Mostly because of the cover. “Question authority. Question society. Question reality. Question yourself.” And then, in a smaller font: “This is Zen for people who don’t give a rat’s ass about Zen.”
Or maybe it was the inside quote: “I have no time for lies or fantasy and neither should you. Enjoy or die.” – Johnny Rotten.
Whoever this guy was, he was not a hippie. And when I started to read, the author took the attitude I had and neatly reversed it; embracing sceptical thinking, pointing out the holes in his experience and his distinct lack of Zen Master enlightenment. And his refreshingly blunt, clear opinions on organized religion, including Zen masters and koans. I liked him. Whoever he was, he thought like I did. I’ve never liked being given a pat answer or being told “Don’t look too deep. Don’t ask too many hard questions. Don’t ask why.”
So that’s why I read Hardcore Zen. And the interesting thing about having read Hardcore Zen is that it didn’t tell me anything I didn’t already know. I’ve had people return it, saying that it just says what’s obvious anyway. And that’s why I like it so much. Zen, at least in some minds, is not about transcendence or enlightenment, or nirvana. It’s about pointing out what’s in front of you, again and again. Not to take it for granted. Not to assume it. Zen isn’t about staring off into the distance. Zen is about paying attention.
As a consequence, Zen has many things to say about how the brain works. Cognitive Science can tell you how we reshape the memories of the past to fit how we see the present. How we then dream about the future instead of seeing the present as it is. That how we see ourselves acting in theory is not actually how we act in practice. Zen has been saying this for thousands of years.
Zen holds a light up to how inconsistent human beings are, and how little we understand about ourselves. And Warner goes into detail about how this applies in practice, to him in particular. A good portion of the book details just how much damage “paying attention” can do to your carefully groomed ego. Warner starts off playing in a punk band, and realizes how much punks depend on authority (police) to allow them to rebel against it. He sees punk turn from being a way to express individuality to a set conformity with its own dress code. He talks about people who spend day after day trying to solve all the world’s ills… but then come home and treat themselves and their friends like crap. And even as Warner tries to dismantle the concept of authority, he has to struggle with the possibility of being an authority figure in his own right; a punk rock guitarist turned Zen Master.

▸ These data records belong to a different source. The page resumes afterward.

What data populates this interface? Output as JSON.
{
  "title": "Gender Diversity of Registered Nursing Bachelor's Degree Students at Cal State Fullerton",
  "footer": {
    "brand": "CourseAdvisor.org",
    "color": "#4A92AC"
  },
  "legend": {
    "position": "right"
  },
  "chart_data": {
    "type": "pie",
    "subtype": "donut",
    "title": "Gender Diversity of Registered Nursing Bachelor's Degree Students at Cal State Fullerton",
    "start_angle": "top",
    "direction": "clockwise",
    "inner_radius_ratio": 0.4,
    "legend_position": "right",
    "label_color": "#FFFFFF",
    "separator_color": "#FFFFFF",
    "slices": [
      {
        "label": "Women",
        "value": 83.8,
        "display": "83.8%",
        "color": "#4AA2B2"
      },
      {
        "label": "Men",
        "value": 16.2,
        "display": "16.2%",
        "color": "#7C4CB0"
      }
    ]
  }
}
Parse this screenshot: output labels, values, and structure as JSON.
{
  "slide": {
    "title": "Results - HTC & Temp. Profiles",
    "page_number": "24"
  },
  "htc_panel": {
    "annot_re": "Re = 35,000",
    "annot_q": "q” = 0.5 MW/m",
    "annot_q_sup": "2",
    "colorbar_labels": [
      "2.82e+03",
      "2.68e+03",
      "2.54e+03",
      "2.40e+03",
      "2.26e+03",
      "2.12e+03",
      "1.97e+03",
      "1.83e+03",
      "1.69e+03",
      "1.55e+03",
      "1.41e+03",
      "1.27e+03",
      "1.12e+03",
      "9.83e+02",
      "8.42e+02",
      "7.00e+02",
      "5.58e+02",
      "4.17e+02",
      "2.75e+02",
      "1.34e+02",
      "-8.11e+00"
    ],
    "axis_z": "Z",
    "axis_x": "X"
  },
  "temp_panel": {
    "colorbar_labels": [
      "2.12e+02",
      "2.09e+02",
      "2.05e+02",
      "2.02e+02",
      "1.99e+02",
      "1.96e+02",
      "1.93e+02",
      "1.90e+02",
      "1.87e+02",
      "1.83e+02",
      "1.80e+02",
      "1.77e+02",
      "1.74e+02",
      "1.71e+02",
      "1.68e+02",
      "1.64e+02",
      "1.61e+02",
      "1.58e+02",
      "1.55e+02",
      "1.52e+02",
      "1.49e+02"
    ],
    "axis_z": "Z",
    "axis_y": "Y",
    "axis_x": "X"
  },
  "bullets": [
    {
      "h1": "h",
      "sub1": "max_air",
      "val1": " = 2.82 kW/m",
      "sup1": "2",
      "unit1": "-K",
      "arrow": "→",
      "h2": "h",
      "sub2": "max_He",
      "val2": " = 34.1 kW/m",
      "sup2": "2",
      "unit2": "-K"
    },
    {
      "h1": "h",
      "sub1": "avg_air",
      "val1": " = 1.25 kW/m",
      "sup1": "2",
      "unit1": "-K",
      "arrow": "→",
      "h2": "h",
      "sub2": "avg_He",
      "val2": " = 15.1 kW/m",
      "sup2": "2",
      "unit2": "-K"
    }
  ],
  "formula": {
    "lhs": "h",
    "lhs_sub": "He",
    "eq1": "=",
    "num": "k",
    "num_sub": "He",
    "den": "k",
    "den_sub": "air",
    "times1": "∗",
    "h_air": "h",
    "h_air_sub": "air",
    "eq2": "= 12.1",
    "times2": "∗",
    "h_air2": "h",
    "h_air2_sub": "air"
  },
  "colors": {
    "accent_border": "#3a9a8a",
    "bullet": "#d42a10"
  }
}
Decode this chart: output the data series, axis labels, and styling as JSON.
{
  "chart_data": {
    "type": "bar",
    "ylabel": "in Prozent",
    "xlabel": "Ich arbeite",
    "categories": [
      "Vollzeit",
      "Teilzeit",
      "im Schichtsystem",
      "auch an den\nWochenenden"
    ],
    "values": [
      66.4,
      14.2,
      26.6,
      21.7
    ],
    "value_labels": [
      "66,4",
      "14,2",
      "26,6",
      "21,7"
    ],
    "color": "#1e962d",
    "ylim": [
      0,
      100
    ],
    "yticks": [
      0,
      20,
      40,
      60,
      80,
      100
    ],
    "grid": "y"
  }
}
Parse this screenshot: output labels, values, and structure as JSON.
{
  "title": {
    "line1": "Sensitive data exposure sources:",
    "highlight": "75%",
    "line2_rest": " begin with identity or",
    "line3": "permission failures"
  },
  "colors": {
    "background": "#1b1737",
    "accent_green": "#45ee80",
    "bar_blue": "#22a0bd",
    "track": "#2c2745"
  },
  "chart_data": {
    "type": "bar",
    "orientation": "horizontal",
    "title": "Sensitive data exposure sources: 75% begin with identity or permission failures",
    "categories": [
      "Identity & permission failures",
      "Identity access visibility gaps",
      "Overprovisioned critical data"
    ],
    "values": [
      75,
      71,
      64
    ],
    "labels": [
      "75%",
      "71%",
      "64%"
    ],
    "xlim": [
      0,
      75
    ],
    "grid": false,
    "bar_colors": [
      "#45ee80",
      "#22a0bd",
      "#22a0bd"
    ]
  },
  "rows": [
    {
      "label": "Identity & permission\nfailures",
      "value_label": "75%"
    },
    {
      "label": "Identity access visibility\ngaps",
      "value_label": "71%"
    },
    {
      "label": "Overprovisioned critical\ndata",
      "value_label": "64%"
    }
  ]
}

But more than that, Warner realizes just how much of an asshole he can be. He has to face up to everything he’s done, and everything he’s still doing. He starts to see his emotions and desires more clearly, and they’re not always fun to see. He quotes his brother-in-law as saying “It’s impossible not to feel angry when you are facing the gale-force winds of your emotions whipping across your body.” But he says another idea of anger is “sitting in the bathtub frantically thrashing around and throwing handfuls of water into the air while simultaneously wondering why the hell your head and face keep getting wet.” Being angry is intoxicating, but who and what is causing this anger? It’s not coming from the situation. It’s the reaction to the situation that is anger. It’s coming from inside.
And finally, he talks about life as it is. That reality is ultimately waking up in the morning, pulling your sorry ass out of bed, and trying to figure out which limbs do what when you’re brushing your teeth and getting dressed for work. That enlightenment is as much about being okay with being stuck in traffic as it is about seeing the face of God.
Hardcore Zen doesn’t tell you anything you don’t already know. But to me, at least, it reminds me that I know it. And maybe, just maybe, with sustained effort and careful attention, I can be less of an asshole.